Sometimes a story comes along that encapsulates many of our society’s problems in one convenient package. The story behind Rolling Stone magazine’s latest cover is just that.
Julia Louis-Dreyfus (Elaine from Seinfeld) looks back at the camera, covering her “tasteful” side boob with her arm, looking mildly surprised, like the reader caught her just waking up or some garbage. On her naked back is a “tattoo” of the Constitution (you know, so she’s not just naked for no reason). Why the Constitution? Because Louis-Dreyfus is promoting her new HBO political show, Veep, in which she plays the first female Vice President of the United States. The show leans very liberal apparently. I haven’t seen it. Nor will I.
So here’s a rundown of what’s wrong with this picture:
1. It represents the disturbing fact that politics has become entertainment and entertainment has become political. Julia Louis-Dreyfus is a comedienne playing a female VP in a political drama. Like House of Cards, Veep indicates that people can’t get enough of political drama. But that lust for entertainment doesn’t end with our TV shows. We drop “boring” news for stories of sex, racism, and scandal. Because we want our real news to be as entertaining as our sitcoms.

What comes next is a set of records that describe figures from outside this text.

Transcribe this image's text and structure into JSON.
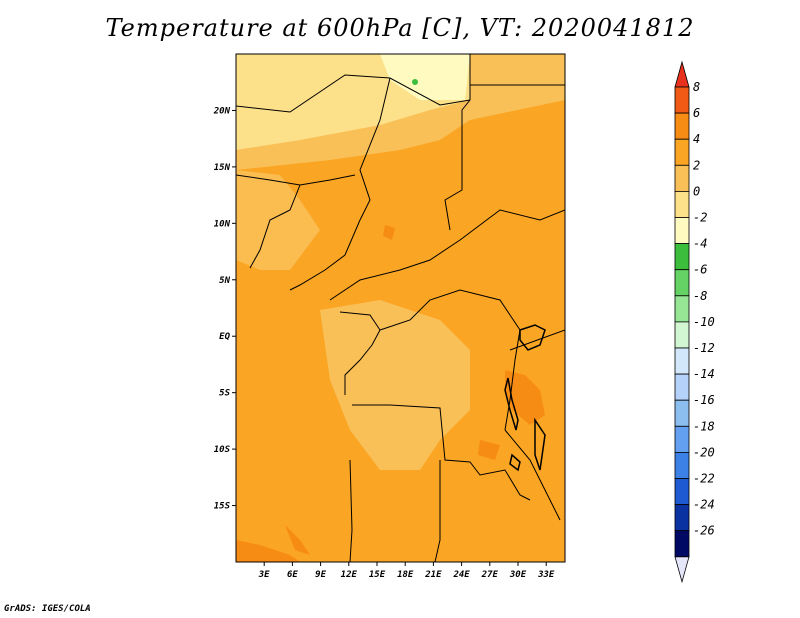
{
  "title": "Temperature at 600hPa [C], VT: 2020041812",
  "credit": "GrADS: IGES/COLA",
  "lat_ticks": [
    {
      "value": 20,
      "label": "20N"
    },
    {
      "value": 15,
      "label": "15N"
    },
    {
      "value": 10,
      "label": "10N"
    },
    {
      "value": 5,
      "label": "5N"
    },
    {
      "value": 0,
      "label": "EQ"
    },
    {
      "value": -5,
      "label": "5S"
    },
    {
      "value": -10,
      "label": "10S"
    },
    {
      "value": -15,
      "label": "15S"
    }
  ],
  "lon_ticks": [
    {
      "value": 3,
      "label": "3E"
    },
    {
      "value": 6,
      "label": "6E"
    },
    {
      "value": 9,
      "label": "9E"
    },
    {
      "value": 12,
      "label": "12E"
    },
    {
      "value": 15,
      "label": "15E"
    },
    {
      "value": 18,
      "label": "18E"
    },
    {
      "value": 21,
      "label": "21E"
    },
    {
      "value": 24,
      "label": "24E"
    },
    {
      "value": 27,
      "label": "27E"
    },
    {
      "value": 30,
      "label": "30E"
    },
    {
      "value": 33,
      "label": "33E"
    }
  ],
  "colorbar": {
    "levels": [
      "8",
      "6",
      "4",
      "2",
      "0",
      "-2",
      "-4",
      "-6",
      "-8",
      "-10",
      "-12",
      "-14",
      "-16",
      "-18",
      "-20",
      "-22",
      "-24",
      "-26"
    ],
    "colors": [
      "#e8321e",
      "#f05a14",
      "#f78c14",
      "#faa523",
      "#fac058",
      "#fde08a",
      "#fffbc0",
      "#3cbe3c",
      "#64d264",
      "#96e696",
      "#d2f5d2",
      "#d2e8fa",
      "#b4d2fa",
      "#8cbef0",
      "#64a0f0",
      "#3c82e6",
      "#1e5ad2",
      "#0a32a0",
      "#000a64",
      "#e6e6fa"
    ]
  },
  "map": {
    "lon_range": [
      0,
      35
    ],
    "lat_range": [
      -20,
      25
    ],
    "regions": [
      {
        "name": "sahara",
        "color": "#fde08a"
      },
      {
        "name": "north-central",
        "color": "#fac058"
      },
      {
        "name": "sahel-band",
        "color": "#faa523"
      },
      {
        "name": "congo",
        "color": "#fac058"
      },
      {
        "name": "east-africa",
        "color": "#faa523"
      },
      {
        "name": "great-lakes-hot",
        "color": "#f78c14"
      }
    ]
  }
}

And because of this, reality and fiction are converging.
2. Prominently displayed near the top of Louis-Dreyfus’s off-panel backside like a tramp stamp of historical ignorance is John Hancock’s humongous signature. Yes. John Hancock. Now, if you know even the most basic facts of US history, you know that John Hancock did not sign the US Constitution. He signed the Declaration of Independence. But who cares, right? It’s just a prop. And that’s exactly the problem. Whether it is in Hollywood or Washington, the US Constitution is little more than a prop.
3. Sex. Sex. Sex. Is anyone tired of how cheap and mass-produced it is yet? Why must anything and everything be sold with the naked bodies of women? Why would Louis-Dreyfus be okay with this? Why are purportedly “feminist” women endorsing this enslavement and effective prostitution? It really needs to stop. This is not empowering; it is debasing.
In the end, the cover of Rolling Stone doesn’t matter much. But when considered alongside all the parallel compromises of this mediocre age, it begins to make sense why our nation is in its twilight.